I looked around and beckoned to Shem who was standing forlornly by the balcony windows.
“Joe, just how well did you know McGowan?” I asked the question more to make conversation than out of any desire to know.
“Pretty well, kid,” he answered. “I met him when he first went to State hospital. He was riding ambulance and I was on night duty there. I rode on his first call. It was a girl who’d bumped herself off; she was dead when we unloaded her. He was pretty upset about it. Later we used to talk about how much good a doctor could do in this world. We used to plan about how one day he’d have a clinic for poor patients and the rich ones would pay for it. He had a lot of dreams, that kid.”
“They got lost, didn’t they? All he talked of when I knew him was how much he could charge for an operation without getting a squawk from the patient.”
“You’re wrong, Margaret. He was still talking about that clinic when he operated on Molly six months ago. He almost had the dough to build it. Aw helll He was a swell guy! When I tried to pay him for Molly’s operation he told me he never took dough from a pal. Said I’d done plenty for him. Me? I’d never done nothing for Doc. Nothing.”

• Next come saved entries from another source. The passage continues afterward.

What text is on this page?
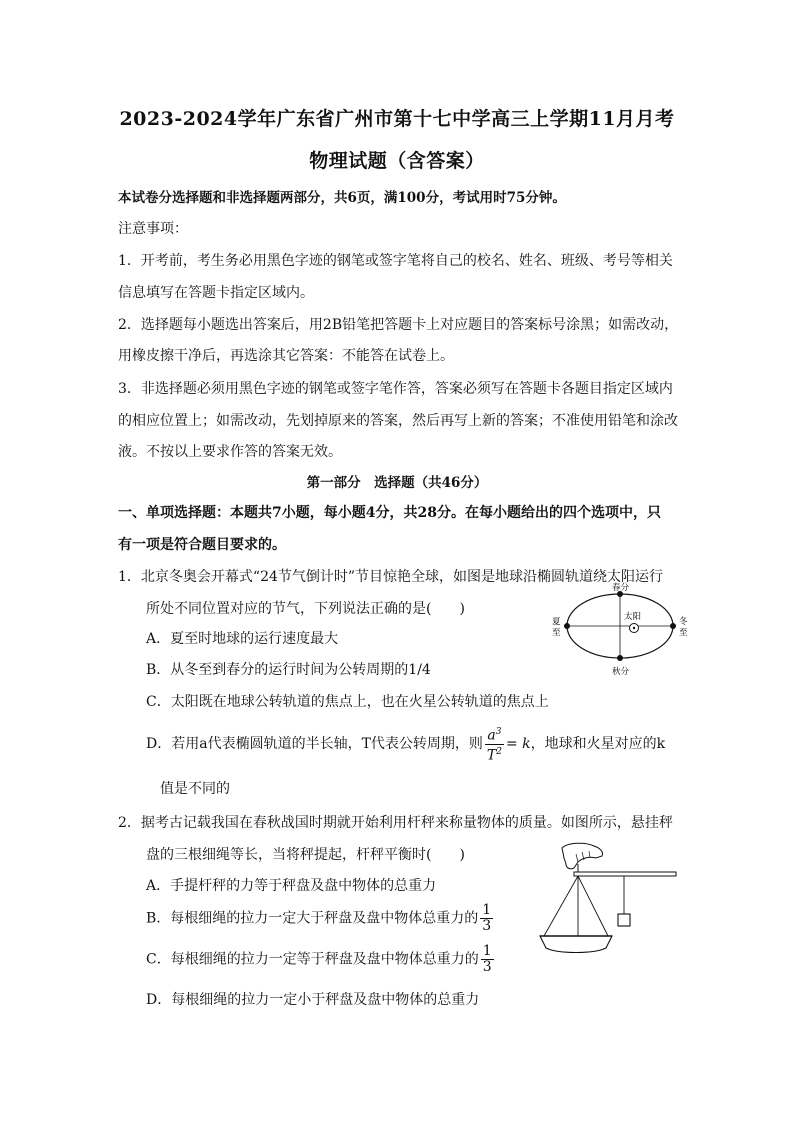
2023-2024学年广东省广州市第十七中学高三上学期11月月考
物理试题（含答案）
本试卷分选择题和非选择题两部分，共6页，满100分，考试用时75分钟。
注意事项：
1．开考前，考生务必用黑色字迹的钢笔或签字笔将自己的校名、姓名、班级、考号等相关
信息填写在答题卡指定区域内。
2．选择题每小题选出答案后，用2B铅笔把答题卡上对应题目的答案标号涂黑；如需改动，
用橡皮擦干净后，再选涂其它答案：不能答在试卷上。
3．非选择题必须用黑色字迹的钢笔或签字笔作答，答案必须写在答题卡各题目指定区域内
的相应位置上；如需改动，先划掉原来的答案，然后再写上新的答案；不准使用铅笔和涂改
液。不按以上要求作答的答案无效。
第一部分　选择题（共46分）
一、单项选择题：本题共7小题，每小题4分，共28分。在每小题给出的四个选项中，只
有一项是符合题目要求的。
1．北京冬奥会开幕式“24节气倒计时”节目惊艳全球，如图是地球沿椭圆轨道绕太阳运行
所处不同位置对应的节气，下列说法正确的是(　　)
A．夏至时地球的运行速度最大
B．从冬至到春分的运行时间为公转周期的1/4
C．太阳既在地球公转轨道的焦点上，也在火星公转轨道的焦点上
D．若用a代表椭圆轨道的半长轴，T代表公转周期，则 $\frac{a^3}{T^2} = k$，地球和火星对应的k
值是不同的
春分
秋分
夏
至
冬
至
太阳
2．据考古记载我国在春秋战国时期就开始利用杆秤来称量物体的质量。如图所示，悬挂秤
盘的三根细绳等长，当将秤提起，杆秤平衡时(　　)
A．手提杆秤的力等于秤盘及盘中物体的总重力
B．每根细绳的拉力一定大于秤盘及盘中物体总重力的 $\frac{1}{3}$
C．每根细绳的拉力一定等于秤盘及盘中物体总重力的 $\frac{1}{3}$
D．每根细绳的拉力一定小于秤盘及盘中物体的总重力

Joe’s grammar swamped in emotion and to my embarrassed surprise tears began rolling down the ruddy cheeks of the supposedly hard-boiled policeman.
The sound of the phone bell cut off anything I was going to say. He reached for it—but so did I. I got it first.
It was a woman and she wanted to speak to Dr. McGowan. There was a surprised note in her voice as if she wondered what the hell a woman was doing answering his phone that hour of the day.
“He’s not able to come to the telephone,” I said, cagily. “Who’s calling, please?”
“Who’s speaking, please?” she came back at me.
“I’m a reporter,” I told her. “I’m here on a story.”
“A story?” She was politely disbelieving. “What kind of a story?”
“I don’t know that’s your business!” I retorted snippily. “Who is this?”
“This is his office nurse.” She sounded slightly smug.
“Oh! Oh, hello, Miss Cheng!” I knew the doctor’s little almond-eyed nurse, a pint-sized and capable Oriental who’d been with him since he began his private practice. Damned attractive too, if you went for the lotus bud type. “This is Margaret Slone,” I told her. And stalled right there.
“Oh, how do you do, Miss Slone?” The voice went polite and professional.” I’m sorry to disturb your interview but there are several patients here and the doctor is quite late.”
“I suppose he is,” I said drily.
“Then may I speak to him?”
“I’m afraid not. Hasn’t anyone called you or told you anything?”
“What do you mean? No one has called me to tell me anything. Is something wrong?”
I took so long groping for an answer she spoke before I had any ready.
“Miss Slone! Either let me speak to the doctor or tell him he has four patients waiting.”
“You can’t speak to him. I can’t tell him anything—and he won’t see any patients today or any day. He’s dead.” I cringed over my own bluntness.
“Dead!” Her voice hit a new high in squeals.
“Yes, he’s dead, and you better send those patients home or to another doctor.”
“But how can he be dead? He was fine yesterday!”
“That was yesterday.” I unconsciously repeated Dennis’s words to me. “He died early this morning. The coroner took the body for an autopsy.”